Web UI for WhisperSpeech (https://github.com/collabora/WhisperSpeech)
Note
Versions 2.x, 3.x and 4.x allow voice generation via API.
Note
Version 4.x supports SillyTavern (1.13.1)
Name | Info |
---|---|
CPU | AMD Ryzen 9950X3D |
GPU | AMD Radeon 7900XTX |
RAM | 64GB DDR5 6600MHz |
Motherboard | ASRock B650E PG Riptide WiFi (BIOS 3.25) |
OS | Ubuntu 24.04.2 LTS |
Kernel | 6.11.0-29-generic |
ROCm | 6.4.1 |
Name | Info |
---|---|
CPU | IntelCore i5-12500H |
GPU | NVIDIA GeForce RTX 4050 |
RAM | 16GB DDR4 3200MHz |
Motherboard | GIGABYTE G5 MF (BIOS FB10) |
OS | Ubuntu 25.04 |
Kernel | 6.14.0-24 |
NVIDIA Driver | 570.169 |
CUDA | 12.8 |
1. Install uv and ffmpeg.
2. Clone repository.
3. Mount the repository directory.
3. Create and activate venv using uv.
4. Run webui.py:
CPU (not recommended):
uv run --extra cpu webui.py
ROCm 6.3:
uv run --extra rocm webui.py
CUDA 12.8:
uv run --extra cuda webui.py
1. Copy whisperspeech-webui folder to SillyTavern/public/scripts/extensions/third-party
2. Run app with api support.
# This is example. If you are using SillyTavern locally, you can remove --listen parameter.
uv run --extra cpu webui.py --listen --api
3. Launch SillyTavern.
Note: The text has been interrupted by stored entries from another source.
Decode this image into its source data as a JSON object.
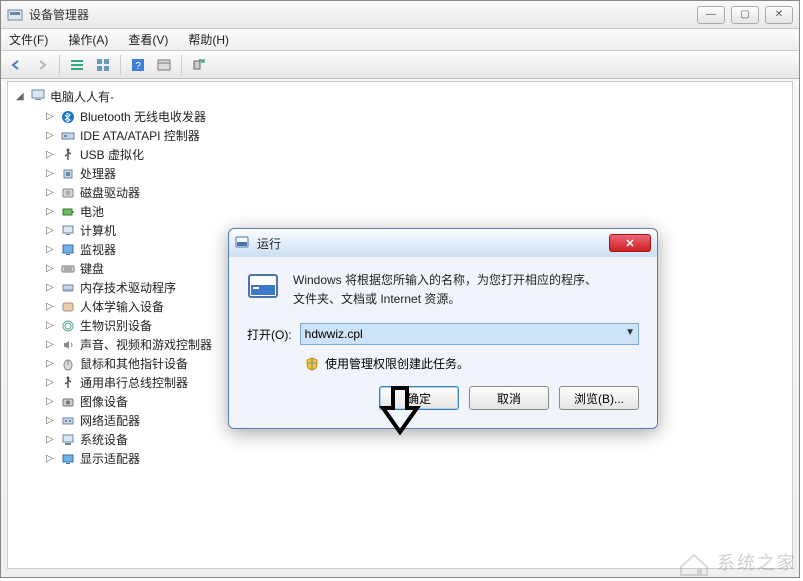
{
  "window": {
    "title": "设备管理器"
  },
  "menu": {
    "file": "文件(F)",
    "action": "操作(A)",
    "view": "查看(V)",
    "help": "帮助(H)"
  },
  "tree": {
    "root": "电脑人人有-",
    "items": [
      {
        "label": "Bluetooth 无线电收发器"
      },
      {
        "label": "IDE ATA/ATAPI 控制器"
      },
      {
        "label": "USB 虚拟化"
      },
      {
        "label": "处理器"
      },
      {
        "label": "磁盘驱动器"
      },
      {
        "label": "电池"
      },
      {
        "label": "计算机"
      },
      {
        "label": "监视器"
      },
      {
        "label": "键盘"
      },
      {
        "label": "内存技术驱动程序"
      },
      {
        "label": "人体学输入设备"
      },
      {
        "label": "生物识别设备"
      },
      {
        "label": "声音、视频和游戏控制器"
      },
      {
        "label": "鼠标和其他指针设备"
      },
      {
        "label": "通用串行总线控制器"
      },
      {
        "label": "图像设备"
      },
      {
        "label": "网络适配器"
      },
      {
        "label": "系统设备"
      },
      {
        "label": "显示适配器"
      }
    ]
  },
  "dialog": {
    "title": "运行",
    "desc_line1": "Windows 将根据您所输入的名称，为您打开相应的程序、",
    "desc_line2": "文件夹、文档或 Internet 资源。",
    "open_label": "打开(O):",
    "open_value": "hdwwiz.cpl",
    "admin_note": "使用管理权限创建此任务。",
    "ok": "确定",
    "cancel": "取消",
    "browse": "浏览(B)..."
  },
  "watermark": "系统之家"
}
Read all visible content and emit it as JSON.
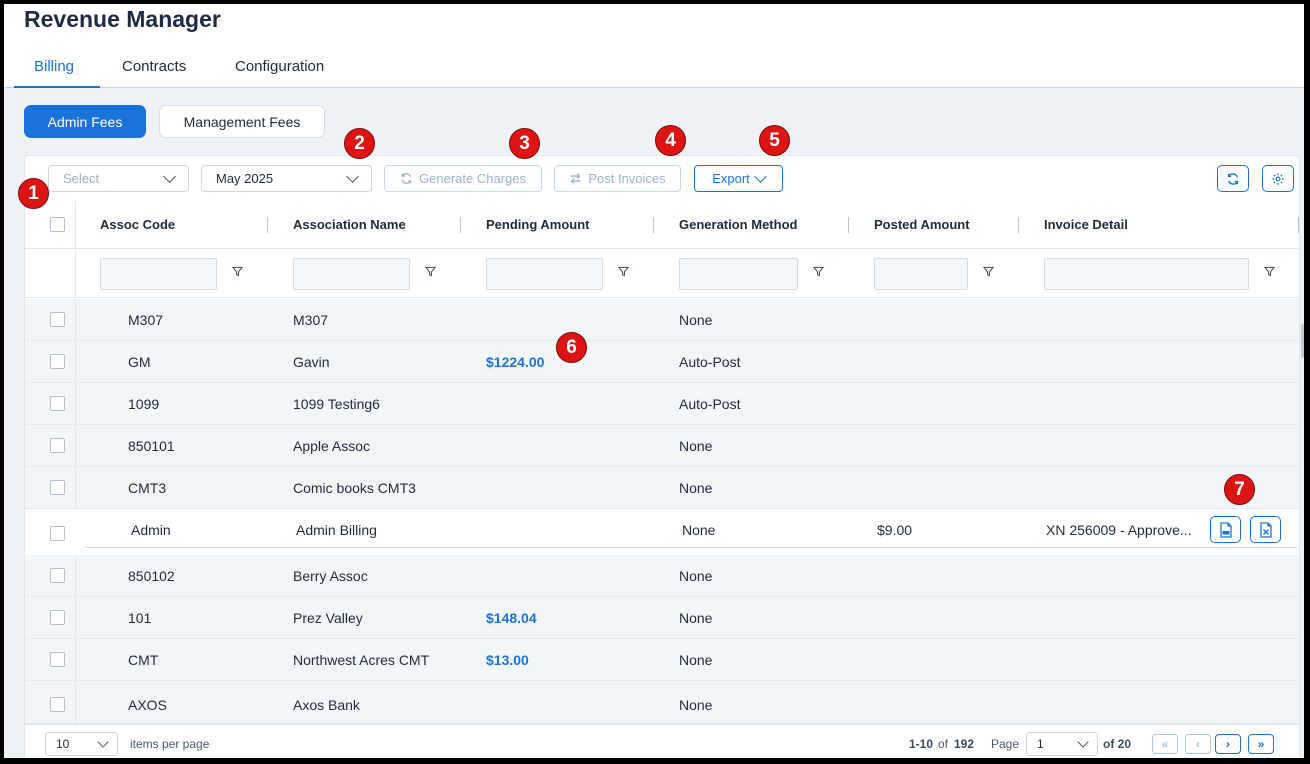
{
  "app": {
    "title": "Revenue Manager"
  },
  "tabs": [
    {
      "label": "Billing",
      "active": true
    },
    {
      "label": "Contracts",
      "active": false
    },
    {
      "label": "Configuration",
      "active": false
    }
  ],
  "fee_tabs": {
    "admin": "Admin Fees",
    "management": "Management Fees"
  },
  "toolbar": {
    "select_placeholder": "Select",
    "month_value": "May 2025",
    "generate_label": "Generate Charges",
    "post_label": "Post Invoices",
    "export_label": "Export"
  },
  "columns": [
    "Assoc Code",
    "Association Name",
    "Pending Amount",
    "Generation Method",
    "Posted Amount",
    "Invoice Detail"
  ],
  "rows": [
    {
      "code": "M307",
      "name": "M307",
      "pending": "",
      "method": "None",
      "posted": "",
      "invoice": ""
    },
    {
      "code": "GM",
      "name": "Gavin",
      "pending": "$1224.00",
      "method": "Auto-Post",
      "posted": "",
      "invoice": ""
    },
    {
      "code": "1099",
      "name": "1099 Testing6",
      "pending": "",
      "method": "Auto-Post",
      "posted": "",
      "invoice": ""
    },
    {
      "code": "850101",
      "name": "Apple Assoc",
      "pending": "",
      "method": "None",
      "posted": "",
      "invoice": ""
    },
    {
      "code": "CMT3",
      "name": "Comic books CMT3",
      "pending": "",
      "method": "None",
      "posted": "",
      "invoice": ""
    },
    {
      "code": "Admin",
      "name": "Admin Billing",
      "pending": "",
      "method": "None",
      "posted": "$9.00",
      "invoice": "XN 256009 - Approve..."
    },
    {
      "code": "850102",
      "name": "Berry Assoc",
      "pending": "",
      "method": "None",
      "posted": "",
      "invoice": ""
    },
    {
      "code": "101",
      "name": "Prez Valley",
      "pending": "$148.04",
      "method": "None",
      "posted": "",
      "invoice": ""
    },
    {
      "code": "CMT",
      "name": "Northwest Acres CMT",
      "pending": "$13.00",
      "method": "None",
      "posted": "",
      "invoice": ""
    },
    {
      "code": "AXOS",
      "name": "Axos Bank",
      "pending": "",
      "method": "None",
      "posted": "",
      "invoice": ""
    }
  ],
  "footer": {
    "page_size": "10",
    "items_per_page": "items per page",
    "range": "1-10",
    "of_label": "of",
    "total": "192",
    "page_label": "Page",
    "page_value": "1",
    "page_count": "of 20"
  },
  "badges": [
    "1",
    "2",
    "3",
    "4",
    "5",
    "6",
    "7"
  ],
  "colors": {
    "accent": "#1a73d9",
    "badge": "#dd1414",
    "row_bg": "#f3f6f9"
  },
  "icons": [
    "chevron-down-icon",
    "refresh-icon",
    "gear-icon",
    "filter-icon",
    "pdf-icon",
    "excel-icon",
    "first-page-icon",
    "prev-page-icon",
    "next-page-icon",
    "last-page-icon"
  ]
}
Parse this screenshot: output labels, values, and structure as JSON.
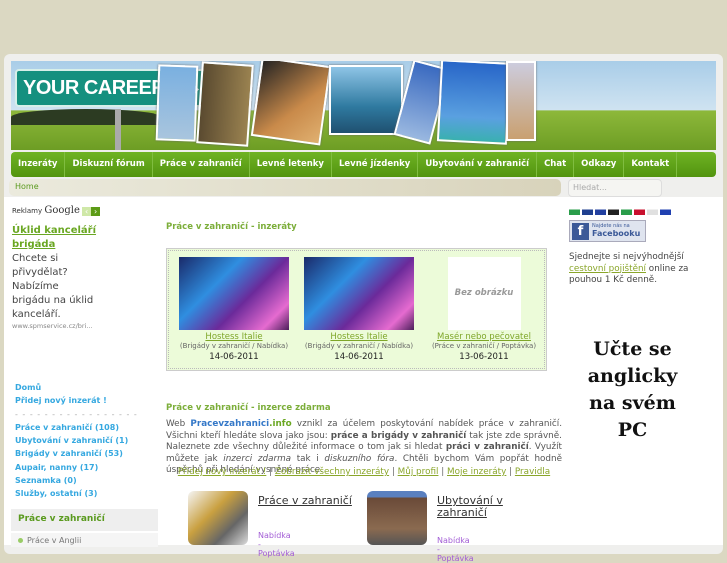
{
  "banner": {
    "sign_text": "YOUR CAREER",
    "arrow": "➔"
  },
  "nav": [
    "Inzeráty",
    "Diskuzní fórum",
    "Práce v zahraničí",
    "Levné letenky",
    "Levné jízdenky",
    "Ubytování v zahraničí",
    "Chat",
    "Odkazy",
    "Kontakt"
  ],
  "breadcrumb": "Home",
  "search": {
    "placeholder": "Hledat..."
  },
  "ads": {
    "label": "Reklamy",
    "brand": "Google",
    "title1": "Úklid kanceláří",
    "title2": "brigáda",
    "text": "Chcete si přivydělat? Nabízíme brigádu na úklid kanceláří.",
    "url": "www.spmservice.cz/bri..."
  },
  "categories": {
    "home": "Domů",
    "add": "Přidej nový inzerát !",
    "divider": "- - - - - - - - - - - - - - - - -",
    "items": [
      "Práce v zahraničí (108)",
      "Ubytování v zahraničí (1)",
      "Brigády v zahraničí (53)",
      "Aupair, nanny (17)",
      "Seznamka (0)",
      "Služby, ostatní (3)"
    ]
  },
  "side_box": {
    "title": "Práce v zahraničí",
    "item": "Práce v Anglii"
  },
  "listing": {
    "heading": "Práce v zahraničí - inzeráty",
    "no_image": "Bez obrázku",
    "items": [
      {
        "title": "Hostess Italie",
        "category": "(Brigády v zahraničí / Nabídka)",
        "date": "14-06-2011"
      },
      {
        "title": "Hostess Italie",
        "category": "(Brigády v zahraničí / Nabídka)",
        "date": "14-06-2011"
      },
      {
        "title": "Masér nebo pečovatel",
        "category": "(Práce v zahraničí / Poptávka)",
        "date": "13-06-2011"
      }
    ]
  },
  "intro": {
    "heading": "Práce v zahraničí - inzerce zdarma",
    "p1": "Web ",
    "site1": "Pracevzahranici",
    "site2": ".info",
    "p2": " vznikl za účelem poskytování nabídek práce v zahraničí. Všichni kteří hledáte slova jako jsou: ",
    "b1": "práce a brigády v zahraničí",
    "p3": " tak jste zde správně. Naleznete zde všechny důležité informace o tom jak si hledat ",
    "b2": "práci v zahraničí",
    "p4": ". Využít můžete jak ",
    "i1": "inzerci zdarma",
    "p5": " tak i ",
    "i2": "diskuzního fóra",
    "p6": ". Chtěli bychom Vám popřát hodně úspěchů při hledání vysněné práce."
  },
  "links": [
    "Přidej nový inzerát !",
    "Zobrazit všechny inzeráty",
    "Můj profil",
    "Moje inzeráty",
    "Pravidla"
  ],
  "cards": [
    {
      "title": "Práce v zahraničí",
      "sub": "Nabídka - Poptávka"
    },
    {
      "title": "Ubytování v zahraničí",
      "sub": "Nabídka - Poptávka"
    }
  ],
  "right": {
    "fb_small": "Najdete nás na",
    "fb_big": "Facebooku",
    "ins1": "Sjednejte si nejvýhodnější ",
    "ins_link": "cestovní pojištění",
    "ins2": " online za pouhou 1 Kč denně.",
    "eng_ad": "Učte se anglicky na svém PC",
    "flags": [
      "#2a9d4a",
      "#1f3f8f",
      "#2340a0",
      "#222",
      "#2a9d4a",
      "#c8102e",
      "#e0e0e0",
      "#2040b0"
    ]
  }
}
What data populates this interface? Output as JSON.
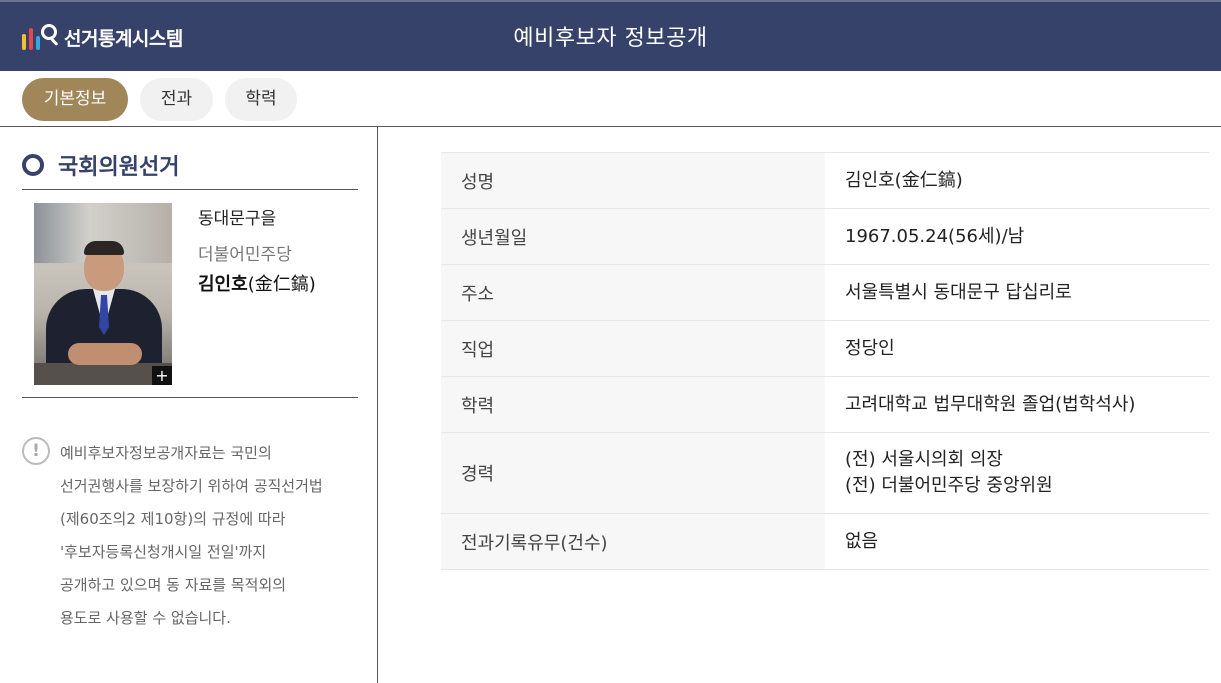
{
  "header": {
    "logo_text": "선거통계시스템",
    "title": "예비후보자 정보공개"
  },
  "tabs": [
    {
      "label": "기본정보",
      "active": true
    },
    {
      "label": "전과",
      "active": false
    },
    {
      "label": "학력",
      "active": false
    }
  ],
  "sidebar": {
    "section_title": "국회의원선거",
    "candidate": {
      "district": "동대문구을",
      "party": "더불어민주당",
      "name_hangul": "김인호",
      "name_hanja": "(金仁鎬)",
      "photo_expand": "+"
    },
    "notice": {
      "icon": "!",
      "lines": [
        "예비후보자정보공개자료는 국민의",
        "선거권행사를 보장하기 위하여 공직선거법",
        "(제60조의2 제10항)의 규정에 따라",
        "'후보자등록신청개시일 전일'까지",
        "공개하고 있으며 동 자료를 목적외의",
        "용도로 사용할 수 없습니다."
      ]
    }
  },
  "info_table": {
    "rows": [
      {
        "label": "성명",
        "value": [
          "김인호(金仁鎬)"
        ]
      },
      {
        "label": "생년월일",
        "value": [
          "1967.05.24(56세)/남"
        ]
      },
      {
        "label": "주소",
        "value": [
          "서울특별시 동대문구 답십리로"
        ]
      },
      {
        "label": "직업",
        "value": [
          "정당인"
        ]
      },
      {
        "label": "학력",
        "value": [
          "고려대학교 법무대학원 졸업(법학석사)"
        ]
      },
      {
        "label": "경력",
        "value": [
          "(전) 서울시의회 의장",
          "(전) 더불어민주당 중앙위원"
        ]
      },
      {
        "label": "전과기록유무(건수)",
        "value": [
          "없음"
        ]
      }
    ]
  },
  "colors": {
    "header_bg": "#36426a",
    "active_tab": "#a1865a"
  }
}
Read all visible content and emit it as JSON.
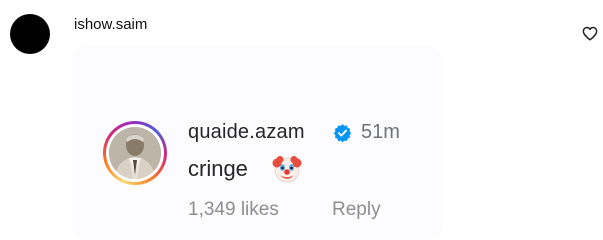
{
  "comment": {
    "username": "ishow.saim",
    "like_icon": "heart-outline-icon"
  },
  "embedded_comment": {
    "username": "quaide.azam",
    "verified_icon": "verified-badge-icon",
    "time_ago": "51m",
    "text": "cringe",
    "emoji_icon": "clown-face-icon",
    "likes": "1,349 likes",
    "reply_label": "Reply"
  },
  "colors": {
    "verified_blue": "#0095f6",
    "muted_text": "#8e8e8e",
    "primary_text": "#262626"
  }
}
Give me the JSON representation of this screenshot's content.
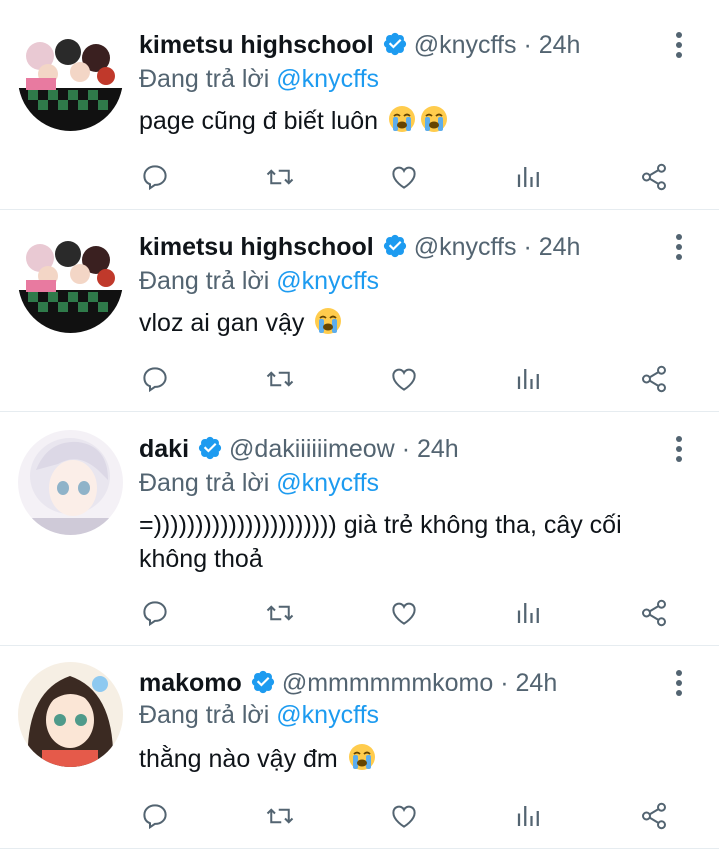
{
  "tweets": [
    {
      "name": "kimetsu highschool",
      "handle": "@knycffs",
      "separator": "·",
      "time": "24h",
      "replying_prefix": "Đang trả lời",
      "replying_to": "@knycffs",
      "text": "page cũng đ biết luôn",
      "emojis": [
        "loudly-crying-face-emoji",
        "loudly-crying-face-emoji"
      ],
      "avatar": "anime-group-avatar"
    },
    {
      "name": "kimetsu highschool",
      "handle": "@knycffs",
      "separator": "·",
      "time": "24h",
      "replying_prefix": "Đang trả lời",
      "replying_to": "@knycffs",
      "text": "vloz ai gan vậy",
      "emojis": [
        "loudly-crying-face-emoji"
      ],
      "avatar": "anime-group-avatar"
    },
    {
      "name": "daki",
      "handle": "@dakiiiiiimeow",
      "separator": "·",
      "time": "24h",
      "replying_prefix": "Đang trả lời",
      "replying_to": "@knycffs",
      "text": "=)))))))))))))))))))))) già trẻ không tha, cây cối không thoả",
      "emojis": [],
      "avatar": "white-hair-anime-avatar"
    },
    {
      "name": "makomo",
      "handle": "@mmmmmmkomo",
      "separator": "·",
      "time": "24h",
      "replying_prefix": "Đang trả lời",
      "replying_to": "@knycffs",
      "text": "thằng nào vậy đm",
      "emojis": [
        "loudly-crying-face-emoji"
      ],
      "avatar": "dark-hair-anime-avatar"
    }
  ],
  "actions": [
    "reply-icon",
    "retweet-icon",
    "like-icon",
    "analytics-icon",
    "share-icon"
  ],
  "colors": {
    "text": "#0f1419",
    "secondary": "#536471",
    "accent": "#1d9bf0",
    "divider": "#e6ecf0"
  }
}
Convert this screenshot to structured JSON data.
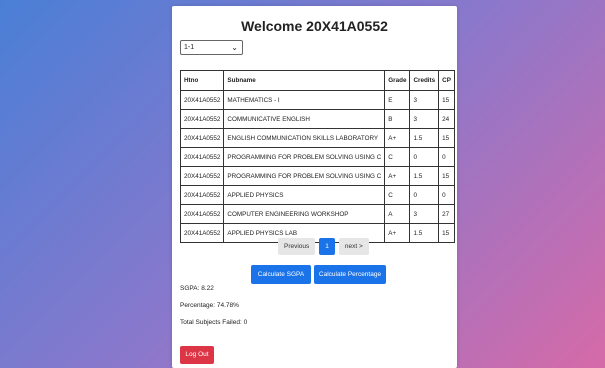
{
  "header": {
    "title": "Welcome 20X41A0552"
  },
  "semester_select": {
    "value": "1-1"
  },
  "table": {
    "headers": [
      "Htno",
      "Subname",
      "Grade",
      "Credits",
      "CP"
    ],
    "rows": [
      [
        "20X41A0552",
        "MATHEMATICS - I",
        "E",
        "3",
        "15"
      ],
      [
        "20X41A0552",
        "COMMUNICATIVE ENGLISH",
        "B",
        "3",
        "24"
      ],
      [
        "20X41A0552",
        "ENGLISH COMMUNICATION SKILLS LABORATORY",
        "A+",
        "1.5",
        "15"
      ],
      [
        "20X41A0552",
        "PROGRAMMING FOR PROBLEM SOLVING USING C",
        "C",
        "0",
        "0"
      ],
      [
        "20X41A0552",
        "PROGRAMMING FOR PROBLEM SOLVING USING C",
        "A+",
        "1.5",
        "15"
      ],
      [
        "20X41A0552",
        "APPLIED PHYSICS",
        "C",
        "0",
        "0"
      ],
      [
        "20X41A0552",
        "COMPUTER ENGINEERING WORKSHOP",
        "A",
        "3",
        "27"
      ],
      [
        "20X41A0552",
        "APPLIED PHYSICS LAB",
        "A+",
        "1.5",
        "15"
      ]
    ]
  },
  "pagination": {
    "prev_label": "Previous",
    "current": "1",
    "next_label": "next >"
  },
  "actions": {
    "sgpa_label": "Calculate SGPA",
    "percentage_label": "Calculate Percentage"
  },
  "stats": {
    "sgpa": "SGPA: 8.22",
    "percentage": "Percentage: 74.78%",
    "failed": "Total Subjects Failed: 0"
  },
  "logout_label": "Log Out",
  "colors": {
    "primary": "#1a73e8",
    "danger": "#dc3545",
    "pager_bg": "#e6e6e6"
  }
}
In the extensions tab, expand WhisperSpeech web UI and set the IP and port.
Languages |
---|
English |
Polish |
1. Extract messages.pot:
pybabel extract -F babel.cfg -o ./locale/messages.pot .
2. Generate files:
New language:
pybabel init -i ./locale/messages.pot -d ./locale -l pl_PL
# Replace pl_PL by your language
Update current:
pybabel update -i ./locale/messages.pot -d ./locale -l pl_PL
# Replace pl_PL by your language
3. Compile:
pybabel compile -d ./locale